If the followings are true

1) f(x) continuous over [64 , 68]

2) f(x) differentiable over the range (64 , 68)

Then there is a point c that belongs to the range [64 , 68], such as f(68) - f(64) = f'(c)*(68 - 64).

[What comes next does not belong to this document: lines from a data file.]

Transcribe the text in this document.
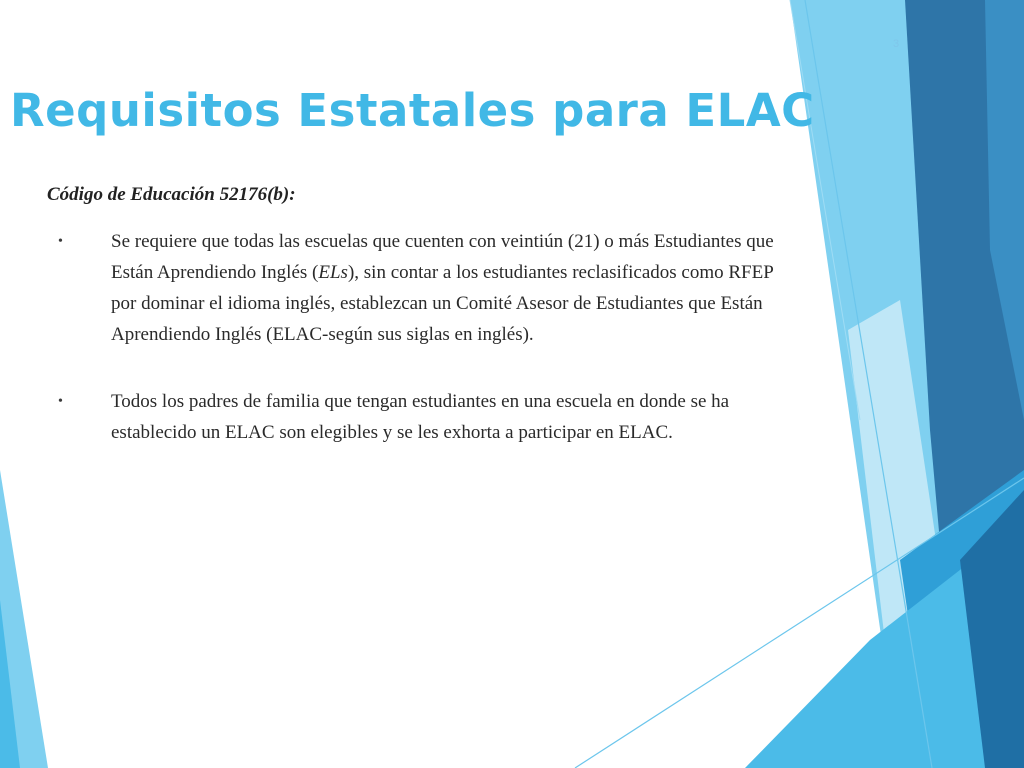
3
Requisitos Estatales para ELAC
Código de Educación 52176(b):
•	Se requiere que todas las escuelas que cuenten con veintiún (21) o más Estudiantes que Están Aprendiendo Inglés (ELs), sin contar a los estudiantes reclasificados como RFEP por dominar el idioma inglés, establezcan un Comité Asesor de Estudiantes que Están Aprendiendo Inglés (ELAC-según sus siglas en inglés).
•	Todos los padres de familia que tengan estudiantes en una escuela en donde se ha establecido un ELAC son elegibles y se les exhorta a participar en ELAC.
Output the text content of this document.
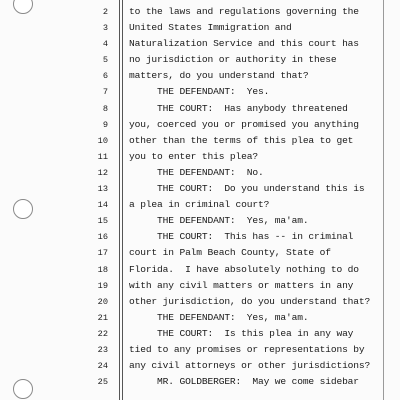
2 to the laws and regulations governing the
3 United States Immigration and
4 Naturalization Service and this court has
5 no jurisdiction or authority in these
6 matters, do you understand that?
7 THE DEFENDANT:  Yes.
8 THE COURT:  Has anybody threatened
9 you, coerced you or promised you anything
10 other than the terms of this plea to get
11 you to enter this plea?
12 THE DEFENDANT:  No.
13 THE COURT:  Do you understand this is
14 a plea in criminal court?
15 THE DEFENDANT:  Yes, ma'am.
16 THE COURT:  This has -- in criminal
17 court in Palm Beach County, State of
18 Florida.  I have absolutely nothing to do
19 with any civil matters or matters in any
20 other jurisdiction, do you understand that?
21 THE DEFENDANT:  Yes, ma'am.
22 THE COURT:  Is this plea in any way
23 tied to any promises or representations by
24 any civil attorneys or other jurisdictions?
25 MR. GOLDBERGER:  May we come sidebar
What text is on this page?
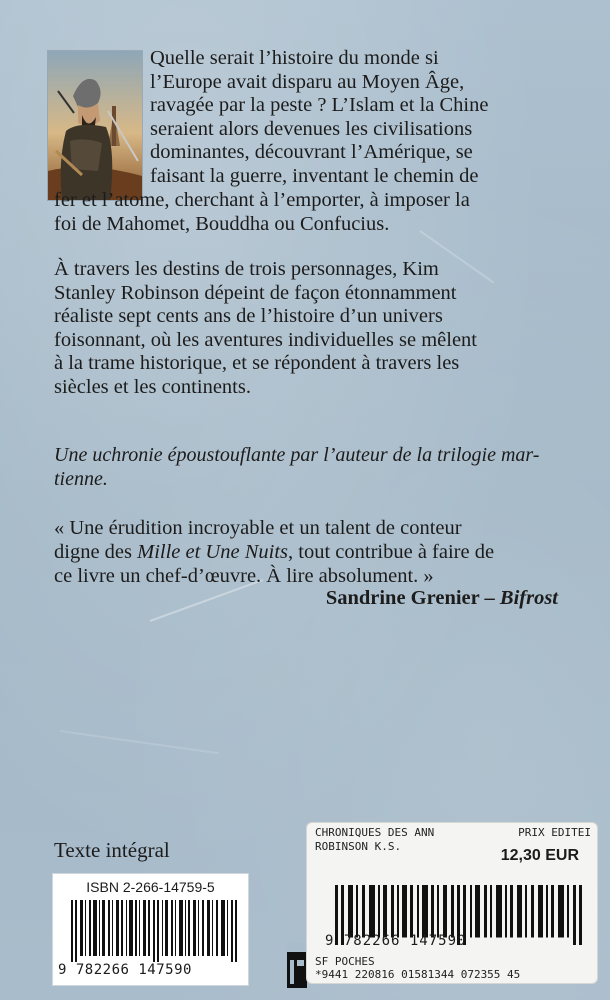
Quelle serait l’histoire du monde si
l’Europe avait disparu au Moyen Âge,
ravagée par la peste ? L’Islam et la Chine
seraient alors devenues les civilisations
dominantes, découvrant l’Amérique, se
faisant la guerre, inventant le chemin de
fer et l’atome, cherchant à l’emporter, à imposer la
foi de Mahomet, Bouddha ou Confucius.
À travers les destins de trois personnages, Kim
Stanley Robinson dépeint de façon étonnamment
réaliste sept cents ans de l’histoire d’un univers
foisonnant, où les aventures individuelles se mêlent
à la trame historique, et se répondent à travers les
siècles et les continents.
Une uchronie époustouflante par l’auteur de la trilogie mar-
tienne.
« Une érudition incroyable et un talent de conteur
digne des Mille et Une Nuits, tout contribue à faire de
ce livre un chef-d’œuvre. À lire absolument. »
Sandrine Grenier – Bifrost
Texte intégral
ISBN 2-266-14759-5
9 782266 147590
CHRONIQUES DES ANN
ROBINSON K.S.
PRIX EDITEI
12,30 EUR
9 782266 147590
SF POCHES
*9441 220816 01581344 072355 45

We'll re-write the identity f(68) - f(64) = f'(c)*(68 - 64);

(68)^(1/3) - (64)^(1/3) = [4/3c^(2/3)]

(68)^(1/3) - 4 = [4/3c^(2/3)]

But (68)^(1/3) - 4 < 1/12 <=> [4/3c^(2/3)] < 1/12

[4/c^(2/3)] < 1/4 => [1/c^(2/3)] < 1/16

We know that 64 < c < 68 => 64^(2/3) < c^(2/3) < 68^(2/3)

1/64^(2/3) > 1/c^(2/3) > 1/68^(2/3)

1/16 > 1/c^(2/3) > 1/68^(2/3)

The identity (68)^(1/3) - 4 < 1/12 is verified for af function f(x) = x^(1/3), continuous and differentiable over the range [64 , 68].